方朔被他吓了一跳,回头问道:“这是我师傅留给我的。不过我想这东西对于廉大师你来说,
应该算不上稀奇罕见。”
廉东坡刚才那颇有趣味的心情一下子消失不见了,转换成了严肃认真的表情,心道,没想到那家伙居然把这么贵重的东西交给了这小子,看来方朔绝不是他一下子兴起收的徒弟。
“你到底是什么人?”
方朔疑惑地道:“在我们刚刚和大师见面的时候,我好像已经说过我的情况了,我只是一个来自偏僻村庄的小村民而已。”
廉东坡迟疑了一下,一掌拍在桌子上,对着上方的空气说道:“荒谬!方建你真是太荒谬了!这可是师傅临终前亲手传给你的无上至宝,无数咒术战者梦寐以求的梦幻秘籍,你竟然就这样随随便便地给了……”
廉东坡忽然意识到这话的不对劲,马上收住了嘴,意味深长地看着方朔,心想这小子不会有什么他自己都不知道的身份吧?
方朔当然也不是傻子,能够品出廉东坡后面想说的到底是什么话。
“廉大师。”
方朔忽然双手抱拳,对廉东坡说道:“我方朔虽是一介草民,十年前也不知为何会受到师傅的青睐,被授于战道,甚至将咒经传到我手中,对于这些我无以为报,但能够肯定的是,我只要还是咒术战者一天,就绝不会丢师傅和师公的脸……若有可能,我定会将咒术发扬光大,推至最辉煌的巅峰地带!”

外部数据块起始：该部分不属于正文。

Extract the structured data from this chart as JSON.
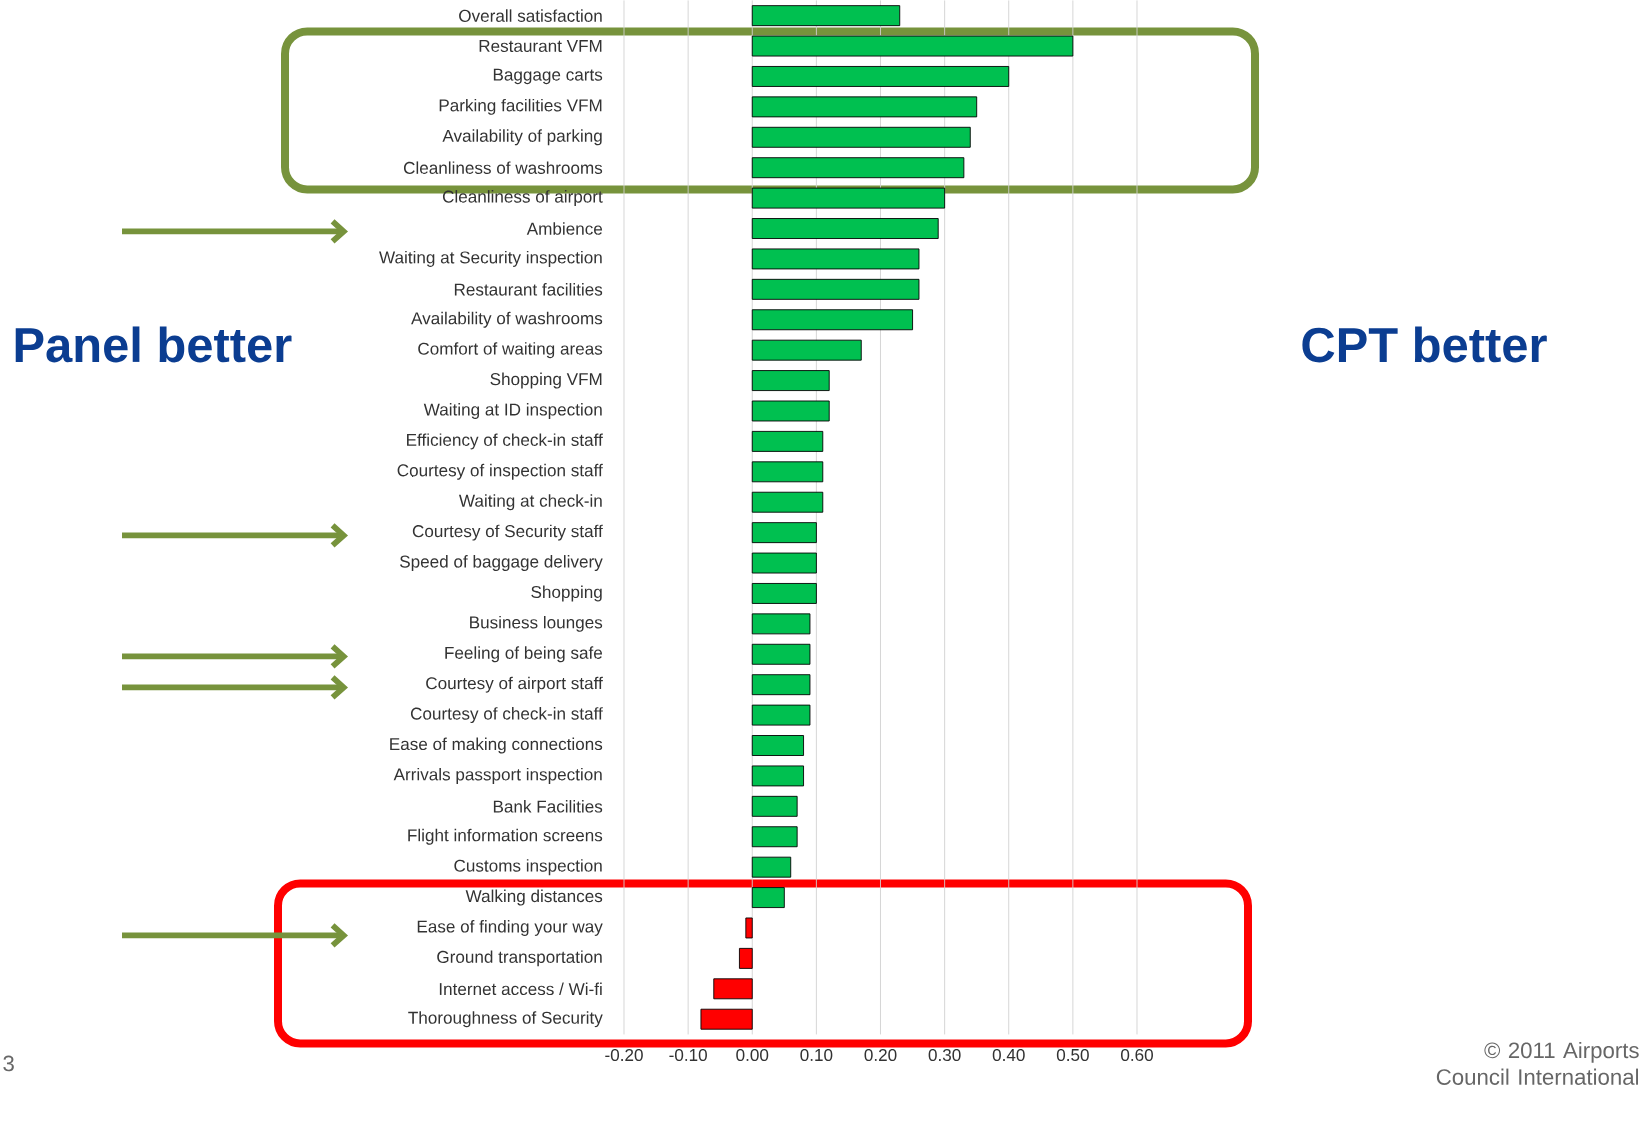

廉东坡闻言挥了挥手,将刚才的想法抛出了脑海,说道:“年轻人啊,就是喜欢扯嘴皮子,说些豪言壮语,不过是让自己心里爽爽罢了。咒术生涩难懂,加上门槛较高,导致它注定是一门冷门的战技,这是最简单也最难以破除的事情。”
方朔道:“难道所谓的发扬光大,就是要让很多战者修炼咒术?那如果将咒术打造成这个时代最耀眼的战技,成为历史不可抹去的一部分的话,算不算发扬光大?”
廉东坡一怔,说道:“你是说……咒术战神?”
方朔看着廉东坡,不置可否。
廉东坡叹了口气,颇为感慨地道:“那种人物的确很久没有出现过了。”
顿了一下,廉东坡继续道:“你也不用再翻咒经了,那里面只记载了已经成形的咒术,却没有记载某种咒术的使用规律,你想学我那种幻象咒的话,开个口就行了。”
方朔再次拱手,郑重地道:“尊听大师教导!”
…………
在方朔跟随廉东坡修炼的日子里,陈依依和范北川在范凌雪的教导下,战技也都精进了不少,唯一的遗憾就是没有真正的敌人可战斗,每天都是他们两人对练,始终不敢下重手,而且时间久了不免有些乏味起来。
之前因为范北川及时将陈依依送去救治的缘故,陈依依对他没有了以前的那种调侃,起码没有再一个劲地叫他“范胖子”了。
但谁让范北川有着一副臭脾气,两人原本还算可以的关系,在几天的摩擦下,竟是变得行同水火,若不是有范凌雪在一旁,他们估计早已经真枪实弹地战起来了。
不管怎么说,修炼自然是没有实战来得精彩刺激,在战道上所得到的进步,没有可以真正实践的地方,难免令人感到无趣。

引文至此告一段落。